The 2017 Treasury stakeholder survey, whose results were released late last year under Official Information Act pressure, demonstrated declining stakeholder satisfaction across all key result indicators. Overall trust in the Treasury dropped from 68% to 61%. Assessments that Treasury staff were well-informed dropped from 75% to 66%. Confidence that Treasury staff do a good job dropped from 77% to 68%. And satisfaction with the Treasury’s leadership role dropped from 48% to 34%.
Stakeholders’ second most common request was that the Treasury should focus more on lifting the quality of its staff – capability, knowledge and retention. Staff’s weak background in economic analysis was highlighted, along with a lack of coherent intellectual leadership from senior staff.
A Kaiurungi Paper discussing the results of the external engagement survey for the Treasury’s executive leadership team asked whether the organisation’s operational priorities were consistent with addressing the identified problems. One pointed question about the Treasury’s staffing priorities was: “What does this mean for lifting our economics capability? Our Vote analysis capability? Our recruitment?”
All of that would make a very difficult workplace environment given a change in government. Rapid changes in policy priorities and direction require staff with the training and expertise to shift quickly into new areas. Where the Treasury has not been able to keep up with an outflow of economic expertise, a greater burden would fall on those analysts able to handle the work.
Rebuilding capability in the Treasury’s core work would reduce pressure on staff, improve outcomes in external surveys, and help it in its role as adviser to the government.
But there seems to be a schism within the Treasury.
Some have taken the government’s wellbeing agenda to heart, and put it within an economic framework of a kind. Others seem to have taken the wellbeing agenda to mean rigour is passé, quantification is bad, and advice should be based on holistic views that lack an underlying economic framework. In that view, little economic expertise is needed in policy analysis beyond that, which can be provided in a few days of training sessions on-the-job.
George Mason University Professor of Economics Peter Boettke likes to say economics puts parameters on our utopias. Putting the different measures of wellbeing into a consistent cost-benefit framework reminds us that we live in a world of trade-offs. Resources put to the pursuit of one wellbeing objective are generally resources not put toward the pursuit of another.
Getting rigorous assessments of the effects of policy is needed if the government’s wellbeing agenda is to be taken seriously.
New secretary soon
All that then brings us back to the Heartwork card game. Big organisations like the Treasury will have this kind of thing. But, even if it helps staff to better understand themselves and each other, it is far from addressing the underlying problem at the Treasury. Worse, it feeds into a sense of “wellbeing as woo” at the Treasury. Even worse, can you imagine being one of the relatively few remaining economists at the Treasury and being asked to play a game about your sun and moon feelings?
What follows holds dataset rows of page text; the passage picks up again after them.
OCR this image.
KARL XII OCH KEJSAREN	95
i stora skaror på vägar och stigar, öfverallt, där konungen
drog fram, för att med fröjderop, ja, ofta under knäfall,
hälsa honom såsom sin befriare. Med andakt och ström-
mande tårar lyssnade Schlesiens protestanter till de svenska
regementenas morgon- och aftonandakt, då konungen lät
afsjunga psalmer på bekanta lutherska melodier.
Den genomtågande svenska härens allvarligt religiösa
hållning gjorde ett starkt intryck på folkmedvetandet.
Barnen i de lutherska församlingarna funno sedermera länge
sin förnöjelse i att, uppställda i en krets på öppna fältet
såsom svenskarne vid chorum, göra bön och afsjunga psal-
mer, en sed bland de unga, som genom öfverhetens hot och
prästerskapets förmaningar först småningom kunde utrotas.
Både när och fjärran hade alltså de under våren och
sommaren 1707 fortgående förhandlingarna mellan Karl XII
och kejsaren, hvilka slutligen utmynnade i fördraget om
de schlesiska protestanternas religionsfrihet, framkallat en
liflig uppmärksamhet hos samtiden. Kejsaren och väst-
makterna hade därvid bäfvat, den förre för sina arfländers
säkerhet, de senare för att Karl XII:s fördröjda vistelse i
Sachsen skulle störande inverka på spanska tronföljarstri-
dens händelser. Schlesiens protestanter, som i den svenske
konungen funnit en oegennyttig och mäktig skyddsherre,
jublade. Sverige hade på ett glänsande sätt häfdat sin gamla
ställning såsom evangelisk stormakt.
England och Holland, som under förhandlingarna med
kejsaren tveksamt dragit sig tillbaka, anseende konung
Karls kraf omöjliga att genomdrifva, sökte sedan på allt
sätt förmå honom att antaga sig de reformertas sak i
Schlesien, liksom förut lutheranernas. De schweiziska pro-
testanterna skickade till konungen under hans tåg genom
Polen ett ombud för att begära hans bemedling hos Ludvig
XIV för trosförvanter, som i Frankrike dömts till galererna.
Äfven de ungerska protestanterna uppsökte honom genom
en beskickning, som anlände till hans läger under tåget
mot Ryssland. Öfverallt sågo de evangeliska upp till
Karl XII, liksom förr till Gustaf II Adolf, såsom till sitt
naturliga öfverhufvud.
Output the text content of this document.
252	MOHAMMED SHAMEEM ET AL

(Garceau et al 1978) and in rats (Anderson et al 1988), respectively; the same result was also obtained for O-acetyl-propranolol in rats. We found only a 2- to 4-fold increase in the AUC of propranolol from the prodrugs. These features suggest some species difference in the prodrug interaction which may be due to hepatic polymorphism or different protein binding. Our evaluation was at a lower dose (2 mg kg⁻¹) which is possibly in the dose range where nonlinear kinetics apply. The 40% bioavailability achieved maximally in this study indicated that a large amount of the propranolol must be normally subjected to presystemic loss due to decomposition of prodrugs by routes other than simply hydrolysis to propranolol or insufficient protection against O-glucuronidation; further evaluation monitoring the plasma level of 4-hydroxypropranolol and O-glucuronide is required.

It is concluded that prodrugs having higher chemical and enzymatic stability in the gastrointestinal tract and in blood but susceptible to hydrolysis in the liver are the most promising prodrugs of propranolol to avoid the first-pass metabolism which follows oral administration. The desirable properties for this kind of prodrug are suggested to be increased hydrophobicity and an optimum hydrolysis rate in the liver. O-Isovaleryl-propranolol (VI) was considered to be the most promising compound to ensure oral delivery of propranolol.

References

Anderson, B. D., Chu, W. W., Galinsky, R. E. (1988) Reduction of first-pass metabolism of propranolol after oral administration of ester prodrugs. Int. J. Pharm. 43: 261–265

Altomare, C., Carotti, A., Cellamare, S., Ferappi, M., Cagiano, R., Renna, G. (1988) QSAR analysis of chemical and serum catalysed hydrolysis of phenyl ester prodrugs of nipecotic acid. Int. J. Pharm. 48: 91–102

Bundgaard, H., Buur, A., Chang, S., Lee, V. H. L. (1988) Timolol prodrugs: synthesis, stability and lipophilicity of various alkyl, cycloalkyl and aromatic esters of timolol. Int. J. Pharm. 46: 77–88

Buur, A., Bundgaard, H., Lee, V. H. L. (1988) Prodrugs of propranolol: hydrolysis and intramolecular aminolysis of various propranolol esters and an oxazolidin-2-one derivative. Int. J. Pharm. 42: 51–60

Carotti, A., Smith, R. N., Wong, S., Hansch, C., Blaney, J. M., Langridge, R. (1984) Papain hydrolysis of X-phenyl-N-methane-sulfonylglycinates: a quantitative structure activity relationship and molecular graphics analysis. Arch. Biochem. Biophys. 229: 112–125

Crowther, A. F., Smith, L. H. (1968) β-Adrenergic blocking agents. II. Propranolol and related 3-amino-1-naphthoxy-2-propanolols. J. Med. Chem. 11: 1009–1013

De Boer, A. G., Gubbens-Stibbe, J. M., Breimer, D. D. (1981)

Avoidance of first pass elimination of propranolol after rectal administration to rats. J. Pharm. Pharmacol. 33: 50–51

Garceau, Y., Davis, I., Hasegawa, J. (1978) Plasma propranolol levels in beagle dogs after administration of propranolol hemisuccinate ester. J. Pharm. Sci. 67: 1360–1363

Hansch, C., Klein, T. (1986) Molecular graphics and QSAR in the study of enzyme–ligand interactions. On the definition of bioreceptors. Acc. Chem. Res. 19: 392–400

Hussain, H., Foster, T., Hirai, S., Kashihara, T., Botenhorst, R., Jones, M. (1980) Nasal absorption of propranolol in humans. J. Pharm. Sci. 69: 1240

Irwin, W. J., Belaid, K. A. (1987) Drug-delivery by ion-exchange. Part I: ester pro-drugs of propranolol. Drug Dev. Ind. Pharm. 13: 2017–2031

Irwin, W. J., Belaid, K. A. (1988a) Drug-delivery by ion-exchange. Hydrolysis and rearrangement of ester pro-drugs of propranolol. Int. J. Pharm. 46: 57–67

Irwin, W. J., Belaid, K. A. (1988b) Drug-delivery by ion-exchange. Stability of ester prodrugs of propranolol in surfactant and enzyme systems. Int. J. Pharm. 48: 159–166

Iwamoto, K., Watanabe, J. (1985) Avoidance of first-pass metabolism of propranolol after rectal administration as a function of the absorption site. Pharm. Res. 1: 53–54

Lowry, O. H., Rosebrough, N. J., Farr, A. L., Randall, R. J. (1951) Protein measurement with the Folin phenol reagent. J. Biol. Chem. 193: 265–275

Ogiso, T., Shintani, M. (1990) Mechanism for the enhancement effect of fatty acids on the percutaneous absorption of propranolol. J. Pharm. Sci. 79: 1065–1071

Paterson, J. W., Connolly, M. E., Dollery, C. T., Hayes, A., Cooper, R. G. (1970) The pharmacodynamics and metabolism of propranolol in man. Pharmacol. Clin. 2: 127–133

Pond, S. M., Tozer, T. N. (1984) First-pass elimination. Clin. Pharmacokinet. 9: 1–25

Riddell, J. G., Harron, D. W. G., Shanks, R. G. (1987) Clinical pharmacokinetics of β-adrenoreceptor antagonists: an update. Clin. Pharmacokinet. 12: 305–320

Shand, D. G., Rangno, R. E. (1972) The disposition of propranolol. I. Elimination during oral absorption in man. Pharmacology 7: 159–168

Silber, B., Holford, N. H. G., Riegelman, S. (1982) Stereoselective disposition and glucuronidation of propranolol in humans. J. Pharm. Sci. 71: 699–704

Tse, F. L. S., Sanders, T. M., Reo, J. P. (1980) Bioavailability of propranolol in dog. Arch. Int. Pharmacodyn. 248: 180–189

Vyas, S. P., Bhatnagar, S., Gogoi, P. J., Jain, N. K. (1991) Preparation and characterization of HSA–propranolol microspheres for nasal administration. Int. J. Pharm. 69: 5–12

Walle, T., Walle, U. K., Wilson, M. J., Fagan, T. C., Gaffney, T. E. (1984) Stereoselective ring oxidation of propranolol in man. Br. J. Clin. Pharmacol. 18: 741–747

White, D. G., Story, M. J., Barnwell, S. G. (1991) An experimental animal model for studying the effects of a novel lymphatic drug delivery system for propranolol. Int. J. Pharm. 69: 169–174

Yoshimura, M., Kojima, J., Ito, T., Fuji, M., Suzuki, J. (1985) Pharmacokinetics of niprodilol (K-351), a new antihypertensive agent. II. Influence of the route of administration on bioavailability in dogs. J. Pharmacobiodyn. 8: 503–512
A Treasury that addresses symptoms of the underlying problem with sun and moon games rather than by strengthening its capabilities may not be a Treasury that can do its necessary part in improving the quality of government services under the wellbeing agenda. It is remarkable that two senior Treasury managers have made the wellbeing game a priority.
Secretary Gabriel Makhlouf’s tenure as chief executive ends mid-year. Although no announcements have yet been made about his successor, it is critically important that a strong appointment be made. The Treasury needs to be able to rebuild its core capabilities and needs a chief executive who takes that work seriously. But it is hard to throw a stone in Wellington without hitting someone who will tell you it is not in the interest of the state services commissioner to provide a strong appointment.
I very much hope Finance Minister Grant Robertson will be watching this appointment process closely and ensuring that the candidate can provide him the kind of Treasury he needs. It is important. We may all yet wind up with moon feelings otherwise.